The power of trackbacks is to track the discussion of articles on your site across the web. They are generated automatically by the post when it is published, sending a trackback response to your site.
When the referring site owner moves their site, makes a domain name change, or does a total makeover that causes the database to be changed or updated, trackbacks can be re-released, flooding your site with redundant trackbacks as if the posts were just published.
While we wait for WordPress and others to add some form of verification to duplicate trackbacks, it’s up to us to be responsible towards these unwanted trackbacks.

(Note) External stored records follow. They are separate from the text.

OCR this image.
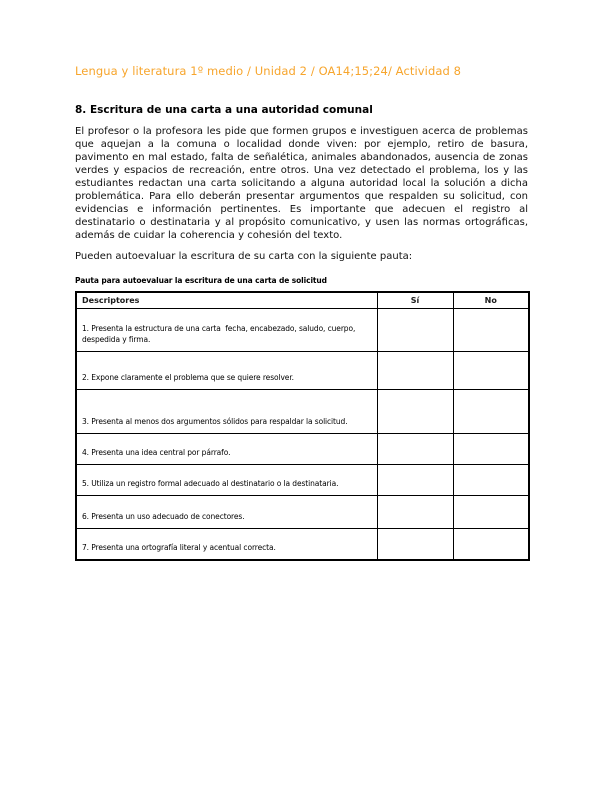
Lengua y literatura 1º medio / Unidad 2 / OA14;15;24/ Actividad 8
8. Escritura de una carta a una autoridad comunal

El profesor o la profesora les pide que formen grupos e investiguen acerca de problemas que aquejan a la comuna o localidad donde viven: por ejemplo, retiro de basura, pavimento en mal estado, falta de señalética, animales abandonados, ausencia de zonas verdes y espacios de recreación, entre otros. Una vez detectado el problema, los y las estudiantes redactan una carta solicitando a alguna autoridad local la solución a dicha problemática. Para ello deberán presentar argumentos que respalden su solicitud, con evidencias e información pertinentes. Es importante que adecuen el registro al destinatario o destinataria y al propósito comunicativo, y usen las normas ortográficas, además de cuidar la coherencia y cohesión del texto.

Pueden autoevaluar la escritura de su carta con la siguiente pauta:

Pauta para autoevaluar la escritura de una carta de solicitud
Descriptores	Sí	No
1. Presenta la estructura de una carta  fecha, encabezado, saludo, cuerpo, despedida y firma.		
2. Expone claramente el problema que se quiere resolver.		
3. Presenta al menos dos argumentos sólidos para respaldar la solicitud.		
4. Presenta una idea central por párrafo.		
5. Utiliza un registro formal adecuado al destinatario o la destinataria.		
6. Presenta un uso adecuado de conectores.		
7. Presenta una ortografía literal y acentual correcta.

Note that the above image of a duplicate, old trackback is dated 2013 and the link in the trackbacking post is dated 2007. If a trackback comes in dated a year ago, possibly three or eight years ago, it is not spam. Don’t mark it as spam. If you permitted the trackback the first time, just delete it as this is a duplicate.
Your blog exercise today is to check for duplicate trackbacks and delete them appropriately, and to be familiar with them in the future when they arrive in your comment queue.
These seems like a fairly simple blog exercise. It could be, but as with all of these blog exercises, this is about stretching your blogging muscles.
Delete the trackback after you visit the referring post.
If you didn’t say thank you before, take a moment to leave a comment or use their contact form (if comments are closed) to say thank you for linking to you, even if the thank you is past due. Remember, you can never say thank you enough.
If you notice they have changed their site, check to see if there is an announcement about the changes and congratulate them.
Look at the duplicate trackback as a change to re-kindle an old relationship or start a new one.